Quite right. There is nothing that takes place on earth for which God is not the creator. Just because the ways and means are subtle and apparently random does not remove it from God’s power. The winds blow by His command and in the way in which He intended.

From Mere Islam’s Abdurrahman Squires: one could argue that the creation process took place in stages…and the Qur’an actually hints at this (with the exception of the first man). However, the various forms of homo erectus (or is it homo erecti?) that were evolving were not, from the religous point of view, actually human beings since they did not have a soul. However, once this God-guided evolutionary creation process took place, God created “with His own Hands” (i.e. not by an evolutionary process) a creature that was just like the other homo erecti that had evolved…and He breathed into him His spirit. Thus, from the religious point-of-view, this was the first human being (i.e. homo sapien body with a soul).

That is the formulation that I have arrived at, too. Allah is infinite in His Attributes. As the Creator, He is eternally creating. I have heard it said by holy men that the entirety of this universe that we perceive is annihilated and recreated in every instant by the power of God the Destroyer and God the Creator. The point here being that we have no conception of the ways and means of God’s creative, sustaining and destroying power.]
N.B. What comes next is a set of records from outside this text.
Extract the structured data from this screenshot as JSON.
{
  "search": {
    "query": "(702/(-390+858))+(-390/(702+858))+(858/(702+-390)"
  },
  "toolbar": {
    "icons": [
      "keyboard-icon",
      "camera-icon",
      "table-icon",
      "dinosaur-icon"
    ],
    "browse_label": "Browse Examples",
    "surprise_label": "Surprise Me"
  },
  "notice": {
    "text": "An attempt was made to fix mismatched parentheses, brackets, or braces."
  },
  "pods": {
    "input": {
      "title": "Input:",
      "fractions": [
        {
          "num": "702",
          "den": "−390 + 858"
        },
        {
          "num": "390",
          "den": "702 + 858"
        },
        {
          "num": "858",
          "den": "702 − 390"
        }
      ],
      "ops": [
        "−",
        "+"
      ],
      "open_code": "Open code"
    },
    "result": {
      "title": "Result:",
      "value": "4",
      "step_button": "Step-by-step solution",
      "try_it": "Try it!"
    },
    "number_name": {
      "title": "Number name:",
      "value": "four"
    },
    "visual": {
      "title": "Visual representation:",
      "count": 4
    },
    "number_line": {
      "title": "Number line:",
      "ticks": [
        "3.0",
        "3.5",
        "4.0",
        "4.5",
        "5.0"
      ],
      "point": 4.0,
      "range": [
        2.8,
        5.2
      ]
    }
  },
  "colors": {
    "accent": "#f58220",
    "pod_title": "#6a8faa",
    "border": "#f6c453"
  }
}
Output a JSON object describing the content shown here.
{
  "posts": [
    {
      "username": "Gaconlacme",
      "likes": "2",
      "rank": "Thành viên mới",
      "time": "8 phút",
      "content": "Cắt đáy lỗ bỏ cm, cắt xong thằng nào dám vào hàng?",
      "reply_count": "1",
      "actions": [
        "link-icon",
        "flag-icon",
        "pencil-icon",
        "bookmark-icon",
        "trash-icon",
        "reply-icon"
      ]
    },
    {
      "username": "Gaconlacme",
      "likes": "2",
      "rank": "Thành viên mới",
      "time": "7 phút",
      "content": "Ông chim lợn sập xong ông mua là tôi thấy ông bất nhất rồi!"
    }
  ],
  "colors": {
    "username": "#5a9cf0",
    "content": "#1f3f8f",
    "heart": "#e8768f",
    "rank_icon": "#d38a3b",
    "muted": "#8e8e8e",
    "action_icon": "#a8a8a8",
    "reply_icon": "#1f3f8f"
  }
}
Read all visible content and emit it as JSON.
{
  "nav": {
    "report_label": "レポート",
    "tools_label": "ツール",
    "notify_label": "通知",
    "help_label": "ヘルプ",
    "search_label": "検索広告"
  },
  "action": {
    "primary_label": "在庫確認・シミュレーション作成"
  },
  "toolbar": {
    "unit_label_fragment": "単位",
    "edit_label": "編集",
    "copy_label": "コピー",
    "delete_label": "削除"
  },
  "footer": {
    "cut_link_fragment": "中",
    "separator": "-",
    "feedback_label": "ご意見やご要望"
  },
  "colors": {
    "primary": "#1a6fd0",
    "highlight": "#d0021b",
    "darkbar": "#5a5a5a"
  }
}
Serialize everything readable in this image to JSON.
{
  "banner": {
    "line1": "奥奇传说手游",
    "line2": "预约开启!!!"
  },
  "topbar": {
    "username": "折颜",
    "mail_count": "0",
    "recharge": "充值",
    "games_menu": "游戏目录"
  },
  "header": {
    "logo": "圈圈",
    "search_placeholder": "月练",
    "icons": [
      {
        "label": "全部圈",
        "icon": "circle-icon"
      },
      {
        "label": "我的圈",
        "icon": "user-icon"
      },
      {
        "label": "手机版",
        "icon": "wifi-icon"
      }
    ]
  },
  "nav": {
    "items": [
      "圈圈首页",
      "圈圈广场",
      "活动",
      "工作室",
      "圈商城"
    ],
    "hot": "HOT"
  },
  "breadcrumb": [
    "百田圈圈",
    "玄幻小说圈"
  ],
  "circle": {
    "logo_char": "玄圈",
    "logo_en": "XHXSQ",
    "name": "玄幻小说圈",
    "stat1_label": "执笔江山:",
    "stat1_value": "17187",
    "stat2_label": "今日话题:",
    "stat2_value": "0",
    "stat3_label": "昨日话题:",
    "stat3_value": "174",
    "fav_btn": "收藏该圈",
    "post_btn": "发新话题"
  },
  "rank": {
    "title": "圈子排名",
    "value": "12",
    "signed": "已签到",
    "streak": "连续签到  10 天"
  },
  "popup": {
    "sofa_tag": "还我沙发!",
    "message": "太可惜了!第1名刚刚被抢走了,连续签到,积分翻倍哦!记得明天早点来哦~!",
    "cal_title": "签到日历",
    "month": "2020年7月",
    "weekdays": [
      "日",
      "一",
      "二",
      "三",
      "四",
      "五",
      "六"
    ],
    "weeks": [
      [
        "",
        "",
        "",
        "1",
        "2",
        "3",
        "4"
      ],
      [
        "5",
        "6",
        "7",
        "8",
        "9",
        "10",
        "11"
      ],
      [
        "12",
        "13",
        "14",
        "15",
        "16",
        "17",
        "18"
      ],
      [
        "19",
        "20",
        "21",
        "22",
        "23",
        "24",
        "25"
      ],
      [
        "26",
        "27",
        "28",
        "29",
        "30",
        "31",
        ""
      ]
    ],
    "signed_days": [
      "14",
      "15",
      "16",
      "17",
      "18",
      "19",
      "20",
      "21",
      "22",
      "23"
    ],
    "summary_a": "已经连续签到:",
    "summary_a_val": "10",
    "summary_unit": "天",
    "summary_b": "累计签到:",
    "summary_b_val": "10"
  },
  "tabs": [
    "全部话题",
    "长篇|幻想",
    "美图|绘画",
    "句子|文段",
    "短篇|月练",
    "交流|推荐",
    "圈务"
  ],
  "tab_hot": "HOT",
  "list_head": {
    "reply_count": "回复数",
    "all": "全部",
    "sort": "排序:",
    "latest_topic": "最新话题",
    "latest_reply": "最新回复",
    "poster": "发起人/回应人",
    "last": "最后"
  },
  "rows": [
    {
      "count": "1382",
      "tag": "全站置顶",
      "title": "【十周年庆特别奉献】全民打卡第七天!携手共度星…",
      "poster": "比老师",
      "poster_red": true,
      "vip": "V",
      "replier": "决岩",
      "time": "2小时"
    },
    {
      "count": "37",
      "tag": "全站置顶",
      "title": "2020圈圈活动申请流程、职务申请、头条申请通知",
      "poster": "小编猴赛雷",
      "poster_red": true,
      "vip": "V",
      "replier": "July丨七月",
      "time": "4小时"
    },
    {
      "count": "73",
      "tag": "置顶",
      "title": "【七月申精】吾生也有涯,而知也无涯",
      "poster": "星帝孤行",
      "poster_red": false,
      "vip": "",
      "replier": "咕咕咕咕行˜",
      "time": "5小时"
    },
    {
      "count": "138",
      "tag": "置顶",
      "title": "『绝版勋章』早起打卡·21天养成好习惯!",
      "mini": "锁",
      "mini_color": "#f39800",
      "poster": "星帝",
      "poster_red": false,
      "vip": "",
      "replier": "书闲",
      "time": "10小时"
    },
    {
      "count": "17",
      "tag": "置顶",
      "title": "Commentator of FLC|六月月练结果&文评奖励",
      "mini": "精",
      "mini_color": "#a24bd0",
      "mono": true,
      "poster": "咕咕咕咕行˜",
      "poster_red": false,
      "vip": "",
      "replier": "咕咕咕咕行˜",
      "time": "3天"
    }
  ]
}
[Update 2: Abdussamad Clarke puts the science vs religion tempest back in its Western Christian teacup. Key excerpt:

Given the parochialism of Western thought, that a christian proof has fallen is regarded as the death of God, rather than a localised cultural event of European and Western christian history. Of course, this confusion is compounded by the work of many Muslim authors who import christian arguments wholesale into their books without realising that they are already widely discredited and disproved in Europe and were never the basis of Muslim proof in this arena in the first place.

The second half of the essay wanders into Gold-dinar axe-grinding that is less relevant to the issue at hand. Still worth a read though.]